Así comenzó su intervención en la calle Cotopaxi esa tarde que llovía a cántaros. Curiosa expresión esta de “que llovía a cántaros”. Fueron realmente palabras de Sophia, pero cuando recreaba el óleo de Magritte en mi cabeza y le decía que no, pensaba en toda la miscelánea de datos que alguien como yo pudiera saber a cerca del Golconde de René Magritte. ¿Acaso ella sabía que el Municipio de Quito me encargó telefonear al Museo Menill en Houston, Texas para rogarles que nos enviasen en avión un réplica autorizada del Golconde para ser expuesta al aire libre en las calles Amazonas y Roca? Yo pensaba entonces en los cántaros. Hace unos dos años abrí el cuarto tomo de una Enciclopedia editada e impresa en Barcelona el siglo pasado. Entre aquella nomenclatura tan académica hallé que un cántaro –que fonética tan hermosa y extinta– es una vasija de barro con una oreja inventada por los antiguos sumerios para llevar la contabilidad del agua y el vino, equivalente a unos diez litros de líquido. Así, un cántaro desde entonces se convirtió para mí, en un recipiente capaz de dejar caer inmensas cantidades de agua lluvia sobre las ciudades.
–Pongamos que me acuerdo del cuadro. ¿Qué es lo que me vas a decir? –Le dije
–Te iba a decir que mañana me voy a Bruselas.
– ¿Y que tienen que ver esos 143 cántaros con que vos te vayas a Bruselas?
– ¿Cuáles cántaros huevas? No te digo que eran hombres con gabardina.
–Sí. ¿Qué tienen que ver los 143 hombres que visten gabardina?

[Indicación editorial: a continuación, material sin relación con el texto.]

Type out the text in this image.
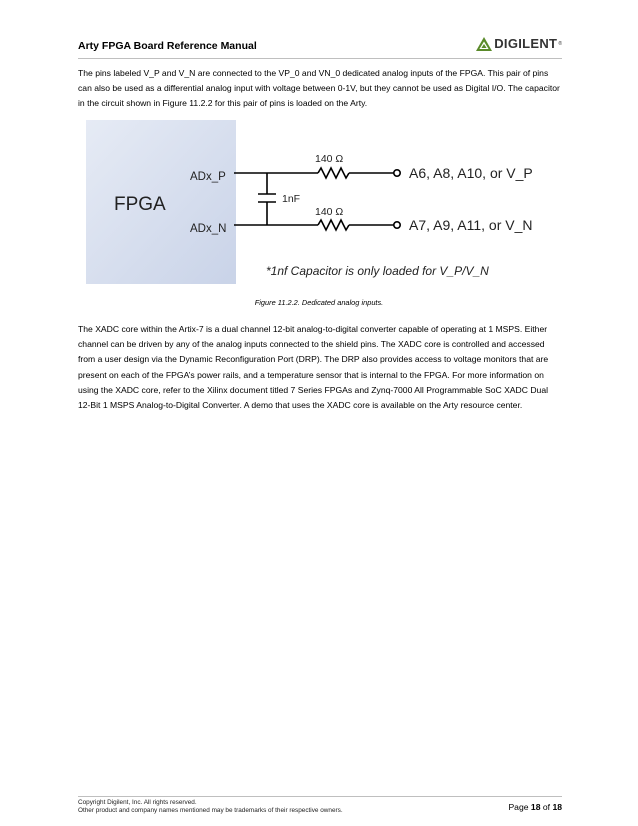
Arty FPGA Board Reference Manual	DIGILENT ®
The pins labeled V_P and V_N are connected to the VP_0 and VN_0 dedicated analog inputs of the FPGA. This pair of pins can also be used as a differential analog input with voltage between 0-1V, but they cannot be used as Digital I/O. The capacitor in the circuit shown in Figure 11.2.2 for this pair of pins is loaded on the Arty.
FPGA
ADx_P
ADx_N
140 Ω
140 Ω
1nF
A6, A8, A10, or V_P
A7, A9, A11, or V_N
*1nf Capacitor is only loaded for V_P/V_N
Figure 11.2.2. Dedicated analog inputs.
The XADC core within the Artix-7 is a dual channel 12-bit analog-to-digital converter capable of operating at 1 MSPS. Either channel can be driven by any of the analog inputs connected to the shield pins. The XADC core is controlled and accessed from a user design via the Dynamic Reconfiguration Port (DRP). The DRP also provides access to voltage monitors that are present on each of the FPGA’s power rails, and a temperature sensor that is internal to the FPGA. For more information on using the XADC core, refer to the Xilinx document titled 7 Series FPGAs and Zynq-7000 All Programmable SoC XADC Dual 12-Bit 1 MSPS Analog-to-Digital Converter. A demo that uses the XADC core is available on the Arty resource center.
Copyright Digilent, Inc. All rights reserved.
Other product and company names mentioned may be trademarks of their respective owners.	Page 18 of 18
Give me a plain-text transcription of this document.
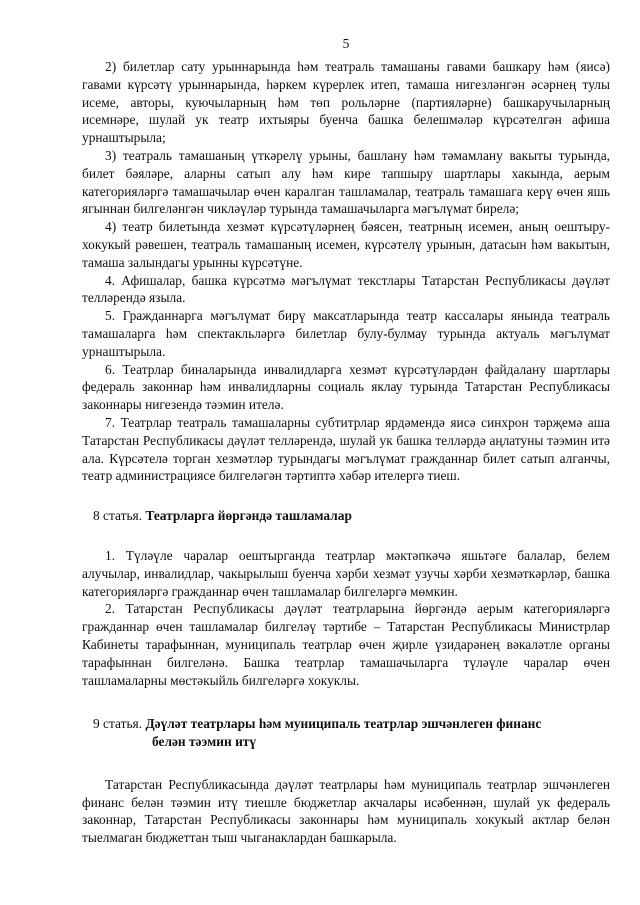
5

2) билетлар сату урыннарында һәм театраль тамашаны гавами башкару һәм (яисә) гавами күрсәтү урыннарында, һәркем күрерлек итеп, тамаша нигезләнгән әсәрнең тулы исеме, авторы, куючыларның һәм төп рольләрне (партияләрне) башкаручыларның исемнәре, шулай ук театр ихтыяры буенча башка белешмәләр күрсәтелгән афиша урнаштырыла;

3) театраль тамашаның үткәрелү урыны, башлану һәм тәмамлану вакыты турында, билет бәяләре, аларны сатып алу һәм кире тапшыру шартлары хакында, аерым категорияләргә тамашачылар өчен каралган ташламалар, театраль тамашага керү өчен яшь ягыннан билгеләнгән чикләүләр турында тамашачыларга мәгълүмат бирелә;

4) театр билетында хезмәт күрсәтүләрнең бәясен, театрның исемен, аның оештыру-хокукый рәвешен, театраль тамашаның исемен, күрсәтелү урынын, датасын һәм вакытын, тамаша залындагы урынны күрсәтүне.

4. Афишалар, башка күрсәтмә мәгълүмат текстлары Татарстан Республикасы дәүләт телләрендә языла.

5. Гражданнарга мәгълүмат бирү максатларында театр кассалары янында театраль тамашаларга һәм спектакльләргә билетлар булу-булмау турында актуаль мәгълүмат урнаштырыла.

6. Театрлар биналарында инвалидларга хезмәт күрсәтүләрдән файдалану шартлары федераль законнар һәм инвалидларны социаль яклау турында Татарстан Республикасы законнары нигезендә тәэмин ителә.

7. Театрлар театраль тамашаларны субтитрлар ярдәмендә яисә синхрон тәрҗемә аша Татарстан Республикасы дәүләт телләрендә, шулай ук башка телләрдә аңлатуны тәэмин итә ала. Күрсәтелә торган хезмәтләр турындагы мәгълүмат гражданнар билет сатып алганчы, театр администрациясе билгеләгән тәртиптә хәбәр ителергә тиеш.

8 статья. Театрларга йөргәндә ташламалар

1. Түләүле чаралар оештырганда театрлар мәктәпкәчә яшьтәге балалар, белем алучылар, инвалидлар, чакырылыш буенча хәрби хезмәт узучы хәрби хезмәткәрләр, башка категорияләргә гражданнар өчен ташламалар билгеләргә мөмкин.

2. Татарстан Республикасы дәүләт театрларына йөргәндә аерым категорияләргә гражданнар өчен ташламалар билгеләү тәртибе – Татарстан Республикасы Министрлар Кабинеты тарафыннан, муниципаль театрлар өчен җирле үзидарәнең вәкаләтле органы тарафыннан билгеләнә. Башка театрлар тамашачыларга түләүле чаралар өчен ташламаларны мөстәкыйль билгеләргә хокуклы.

9 статья. Дәүләт театрлары һәм муниципаль театрлар эшчәнлеген финанс
белән тәэмин итү

Татарстан Республикасында дәүләт театрлары һәм муниципаль театрлар эшчәнлеген финанс белән тәэмин итү тиешле бюджетлар акчалары исәбеннән, шулай ук федераль законнар, Татарстан Республикасы законнары һәм муниципаль хокукый актлар белән тыелмаган бюджеттан тыш чыганаклардан башкарыла.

En ese preciso momento empecé a preguntarme ¿cómo carajo es que ella sabía que eran 143 los hombres que aparecían en el cuadro, acaso los había contado uno por uno, o habrá dicho cualquier número para expresar que son muchos más de los que cualquiera espera ver expuestos en un cuadro? Pensé en Magrette, en los posibles 143 sombreros que Sophia olvidó mencionar, en que la madre del pintor había sido sombrerera y su padre un sastre, pensé en el surrealismo y en mi amigo Salomón que una vez me había hecho notar que en un cuadro que pintó Gustav Klimt había 97 flores amarillas y 72 flores blancas. ¿A quién se le ocurre contar las flores y los hombres en gabardina de los cuadros? Por lo que decidí quedarme con la teoría de que Sophie –así le decía a veces, otras veces Sophi– había contado uno por uno a los hombres con sombrero y gabardina del cuadro de Magrette.
–Fíjate que tiene que ver muchísimo.
– ¿Ah si? Cuéntame.
–Magritte nació en Bélgica y yo me voy ya mismo a Bruselas. Ese cuadro tiene –creo yo– que ser inspirado en algún lugar de Bruselas.
– Eso puede ser cierto, pero aun no me dices por qué te vas a Bruselas.
–Me voy a estudiar. Ya está decidido, voy a ser historiadora del arte.
–¿Y por qué en Bruselas?
–Porque es el mejor lugar para estudiar eso.
Evidentemente había investigado bastante para saber que Bruselas era el mejor lugar para estudiar historia del arte. Cuando pensaba en esto fue cuando comenzó a llover con mayor intensidad.
–Qué cochino aguacero –dijo ella tomándome de la mano.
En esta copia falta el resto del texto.